Los investigadores también pudieron determinar que solo el 45% de los afectados por este síndrome en Europa sufre cuatro o más crisis convulsivas al mes, uno de los requisitos para participar en ensayos clínicos. “Si juntamos la frecuencia de crisis epilépticas con el rango especifico de edades que se pide para los ensayos clínicos vemos que solamente un tercio de los afectados por el síndrome de Dravet podría participar en ensayos clínicos” asegura Aras. “Esto es tanto un problema para los afectados, que no pueden participar en el estudio, como para las empresas farmacéuticas que ven sus ensayos clínicos retrasados ante la dificultad para conseguir suficiente número de pacientes”.

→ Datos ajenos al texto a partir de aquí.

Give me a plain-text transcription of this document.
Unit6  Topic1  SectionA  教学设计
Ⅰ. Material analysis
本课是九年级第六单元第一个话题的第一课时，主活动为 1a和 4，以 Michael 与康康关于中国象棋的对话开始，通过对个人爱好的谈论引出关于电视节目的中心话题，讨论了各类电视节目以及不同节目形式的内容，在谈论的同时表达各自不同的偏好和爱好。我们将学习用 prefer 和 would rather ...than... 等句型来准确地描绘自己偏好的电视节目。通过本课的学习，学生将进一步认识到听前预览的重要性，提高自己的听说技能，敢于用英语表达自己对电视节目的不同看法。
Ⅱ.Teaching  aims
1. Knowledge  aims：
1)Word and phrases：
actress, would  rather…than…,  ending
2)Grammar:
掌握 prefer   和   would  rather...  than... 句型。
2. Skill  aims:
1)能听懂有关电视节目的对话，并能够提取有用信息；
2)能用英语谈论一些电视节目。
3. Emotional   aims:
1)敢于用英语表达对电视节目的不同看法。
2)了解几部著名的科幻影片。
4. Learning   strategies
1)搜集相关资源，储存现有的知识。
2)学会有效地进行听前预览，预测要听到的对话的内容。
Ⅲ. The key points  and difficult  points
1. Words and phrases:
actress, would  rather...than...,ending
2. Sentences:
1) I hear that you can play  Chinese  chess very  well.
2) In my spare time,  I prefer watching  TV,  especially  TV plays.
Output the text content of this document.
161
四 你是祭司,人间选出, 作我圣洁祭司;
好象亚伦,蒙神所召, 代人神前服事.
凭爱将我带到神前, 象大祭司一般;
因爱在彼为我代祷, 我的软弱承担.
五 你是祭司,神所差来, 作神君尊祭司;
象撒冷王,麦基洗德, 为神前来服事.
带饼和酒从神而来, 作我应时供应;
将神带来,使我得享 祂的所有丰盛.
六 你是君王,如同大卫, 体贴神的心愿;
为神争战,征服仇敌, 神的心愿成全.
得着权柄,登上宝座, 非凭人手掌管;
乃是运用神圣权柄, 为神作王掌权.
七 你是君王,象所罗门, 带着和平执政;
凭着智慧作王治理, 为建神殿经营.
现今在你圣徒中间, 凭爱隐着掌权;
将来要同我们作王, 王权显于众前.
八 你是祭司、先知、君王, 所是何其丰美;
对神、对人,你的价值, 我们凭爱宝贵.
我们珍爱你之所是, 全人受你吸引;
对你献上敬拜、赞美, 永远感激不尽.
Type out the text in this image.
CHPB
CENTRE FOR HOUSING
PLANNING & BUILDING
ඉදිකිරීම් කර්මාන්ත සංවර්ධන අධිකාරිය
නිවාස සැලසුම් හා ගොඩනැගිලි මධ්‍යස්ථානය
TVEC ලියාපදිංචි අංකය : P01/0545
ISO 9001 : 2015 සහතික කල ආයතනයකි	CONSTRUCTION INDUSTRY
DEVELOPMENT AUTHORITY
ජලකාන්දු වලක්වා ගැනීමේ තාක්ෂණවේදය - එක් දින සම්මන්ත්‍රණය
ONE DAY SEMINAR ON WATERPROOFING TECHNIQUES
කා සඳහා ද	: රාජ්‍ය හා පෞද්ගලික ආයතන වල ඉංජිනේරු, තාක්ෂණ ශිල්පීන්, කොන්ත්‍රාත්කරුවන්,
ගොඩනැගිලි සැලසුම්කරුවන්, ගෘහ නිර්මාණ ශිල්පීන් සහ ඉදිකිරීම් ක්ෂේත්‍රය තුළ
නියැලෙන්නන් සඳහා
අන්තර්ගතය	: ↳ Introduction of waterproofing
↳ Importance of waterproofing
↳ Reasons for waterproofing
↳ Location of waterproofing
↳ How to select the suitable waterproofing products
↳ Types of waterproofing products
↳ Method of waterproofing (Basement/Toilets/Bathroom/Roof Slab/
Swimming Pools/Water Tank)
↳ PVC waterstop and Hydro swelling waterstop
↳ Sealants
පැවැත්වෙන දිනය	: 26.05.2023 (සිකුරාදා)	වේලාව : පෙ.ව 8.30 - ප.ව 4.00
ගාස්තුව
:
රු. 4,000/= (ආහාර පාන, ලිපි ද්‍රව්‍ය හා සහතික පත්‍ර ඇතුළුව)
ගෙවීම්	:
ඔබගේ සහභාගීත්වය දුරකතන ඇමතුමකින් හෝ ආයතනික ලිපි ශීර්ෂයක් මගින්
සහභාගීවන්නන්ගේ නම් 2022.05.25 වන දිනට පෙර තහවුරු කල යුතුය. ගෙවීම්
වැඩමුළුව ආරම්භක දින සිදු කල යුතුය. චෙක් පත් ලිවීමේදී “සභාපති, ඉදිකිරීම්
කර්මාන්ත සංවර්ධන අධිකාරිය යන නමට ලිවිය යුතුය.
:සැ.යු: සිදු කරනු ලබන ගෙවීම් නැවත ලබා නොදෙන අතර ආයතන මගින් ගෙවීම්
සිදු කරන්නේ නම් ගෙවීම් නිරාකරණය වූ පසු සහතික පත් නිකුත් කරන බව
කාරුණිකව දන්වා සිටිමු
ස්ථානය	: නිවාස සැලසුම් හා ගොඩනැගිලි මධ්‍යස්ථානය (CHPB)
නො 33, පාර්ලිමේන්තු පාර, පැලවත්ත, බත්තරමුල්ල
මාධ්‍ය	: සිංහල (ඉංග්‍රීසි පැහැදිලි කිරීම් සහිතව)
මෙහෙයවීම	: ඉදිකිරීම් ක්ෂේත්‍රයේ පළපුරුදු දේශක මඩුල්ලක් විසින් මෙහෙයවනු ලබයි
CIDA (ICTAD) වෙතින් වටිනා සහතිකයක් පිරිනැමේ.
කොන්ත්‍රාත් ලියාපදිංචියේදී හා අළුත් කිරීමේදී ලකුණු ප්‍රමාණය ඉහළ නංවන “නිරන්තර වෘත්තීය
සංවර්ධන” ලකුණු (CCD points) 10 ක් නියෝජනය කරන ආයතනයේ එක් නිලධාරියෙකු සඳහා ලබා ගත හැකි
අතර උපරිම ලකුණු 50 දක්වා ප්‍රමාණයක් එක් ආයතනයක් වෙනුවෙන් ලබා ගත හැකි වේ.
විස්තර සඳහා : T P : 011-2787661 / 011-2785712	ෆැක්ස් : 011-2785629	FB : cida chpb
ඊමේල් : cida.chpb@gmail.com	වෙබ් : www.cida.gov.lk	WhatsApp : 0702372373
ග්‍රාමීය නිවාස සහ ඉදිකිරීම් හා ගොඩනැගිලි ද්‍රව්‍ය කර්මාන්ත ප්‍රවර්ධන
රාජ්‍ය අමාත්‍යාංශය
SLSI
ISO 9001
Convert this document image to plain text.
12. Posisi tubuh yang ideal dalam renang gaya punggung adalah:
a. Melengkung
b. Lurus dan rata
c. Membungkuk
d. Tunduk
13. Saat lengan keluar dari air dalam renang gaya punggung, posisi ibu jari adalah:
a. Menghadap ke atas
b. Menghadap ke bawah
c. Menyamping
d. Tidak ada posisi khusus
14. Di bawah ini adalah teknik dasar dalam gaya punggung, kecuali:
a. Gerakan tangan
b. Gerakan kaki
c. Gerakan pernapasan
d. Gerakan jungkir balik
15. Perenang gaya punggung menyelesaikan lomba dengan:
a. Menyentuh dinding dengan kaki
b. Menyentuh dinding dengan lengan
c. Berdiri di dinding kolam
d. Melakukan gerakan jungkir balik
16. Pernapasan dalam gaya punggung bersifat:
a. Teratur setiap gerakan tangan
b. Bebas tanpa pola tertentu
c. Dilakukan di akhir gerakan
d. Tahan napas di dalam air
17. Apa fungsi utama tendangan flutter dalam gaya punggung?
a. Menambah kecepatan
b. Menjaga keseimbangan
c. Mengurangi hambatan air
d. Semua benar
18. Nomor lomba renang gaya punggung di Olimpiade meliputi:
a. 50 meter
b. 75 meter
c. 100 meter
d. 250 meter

La publicación llega también en un momento importante en el que las organizaciones de pacientes participan de manera cada vez más activa en la investigación, sobre todo aquellas afectadas por enfermedades raras. “Somos una organización española dedicada a la investigación y creada por padres de niños afectados por el síndrome de Dravet. Decidimos contactar con otros grupos de pacientes de toda Europa a través de la Federación Europea para el Síndrome de Dravet con el fin de que nos ayudaran con el estudio”, explica Julián Isla, Presidente de DSF Spain y de la Federación Europea además de autor del trabajo. “La Agencia Europea del Medicamento ya había destacado la necesidad de disponer de estos datos acerca del síndrome de Dravet, así que decidimos juntar cientos de familias de 15 países para hacer posible el estudio. Esta publicación representa un logro muy importante para nuestra organización y para la comunidad de afectados por enfermedades raras. Muestra que los afectados y sus familias tienen mucho que decir y que quieren ser parte activa del desarrollo de nuevas y mejores terapias para sus enfermedades”, concluye Isla.